Der Gesamtsieg ging an einen alten Bekannten. Rekordgewinner Stephane Peterhansel fuhr seinen zehnten Sieg bei der Dakar ein, davon zum vierten Mal mit dem Auto. Zuvor hatte der Franzose sechs Mal mit dem Motorrad triumphiert. Zweiter wurde Peterhansels spanischer Teamkollege Nani Roma (Spanien), wie der Franzose in einem Mini unterwegs. In der Motorradwertung sicherte sich Peterhansels Landsmann Cyril Despres den Gesamtsieg. Despres hatte auf der vorletzten Etappe am Samstag davon profitiert, dass sich sein langjähriger Widersacher Marc Coma verfahren hatte.

Platz drei “ein unrealistischer Wunschtraum”

Nach der nur 29 Kilometer langen letzten Wertungsprüfung am Sonntag nach Lima musste von Zitzewitz erst einmal durchatmen.

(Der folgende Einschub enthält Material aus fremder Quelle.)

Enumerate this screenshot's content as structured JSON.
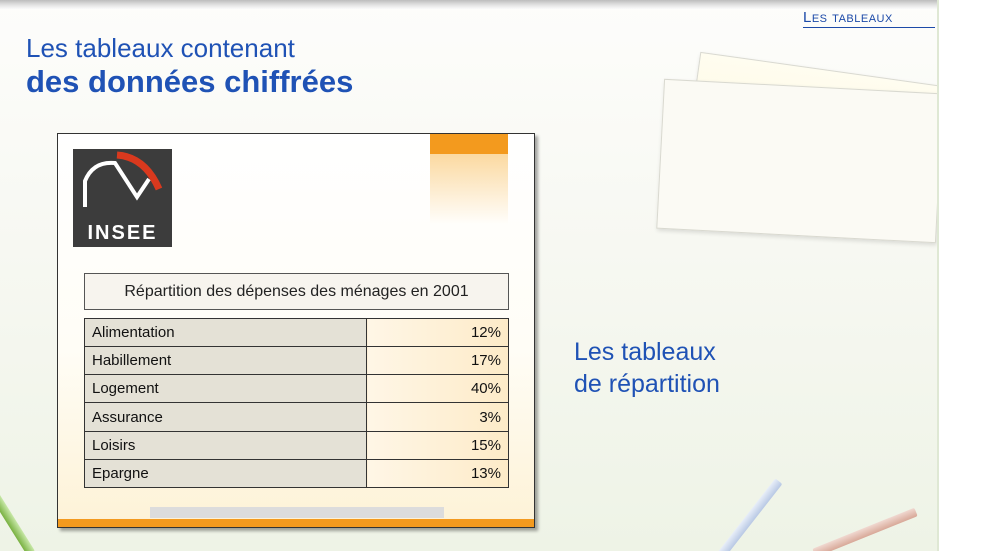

Dann fiel die Anspannung der vergangenen Wochen von dem 43-Jährigen ab. Überwältigt von Erleichterung und Freude bedankte sich der 43-Jährige bei einem “unfassbar motivierten Team, in dem jeder am gleichen Strang gezogen und sein persönliches Maximum gegeben hat”. Der dritte Platz sei lediglich ein unrealistischer Wunschtraum gewesen. Man habe die Erwartungen bei weitem übertroffen. Am Ende hatte das Duo fast eine Stunde Vorsprung auf Platz vier herausgefahren. Unerreichbar war lediglich Seriensieger Peterhansel.

De Villiers dachte deshalb in der Stunde des persönlichen Triumphes schon an die Zukunft. “Wir wollen eine gewichtige Rolle bei der Rallye Dakar spielen”, sagte der Südafrikaner, dessen Erwartungen in der Gegenwart ebenfalls weit übertroffen wurden. “Ich bin unsagbar stolz auf die Jungs, aber auch auf Dirks und meine eigene Leistung. Ich denke, wir haben ein kleines Stückchen Geschichte geschrieben”, sagte de Villiers nach dem Husarenstück nach 14 Etappen, von denen 13 gefahren wurden. Das sechste Teilstück war wegen Schneefalls ersatzlos gestrichen worden.

Ein Todesopfer bei der 33. Auflage

Die Absage der Etappe mutet allerdings harmlos an im Vergleich zu den leider schon traditionellen Dakar-Unfällen. Die diesjährige Rallye hatte bereits ein erstes Todesopfer gefordert, als die Veranstaltung noch gar nicht richtig begonnen hatte. Am Neujahrstag war der argentinische Motorradfahrer Jorge Martinez seinen Verletzungen erlegen, die er bei einem Unfall auf der ersten Etappe erlitten hatte. Martinez war das insgesamt 61. Todesopfer bei der berühmt-berüchtigten Rallye. Was folgte, waren weitere schwere Unfälle und Kollisionen, zum Teil sogar mit Tieren. Zwei Personen, die mit einem Leichtflugzeug die Rallye beobachten wollten, stürzten ab und kamen dabei ums Leben.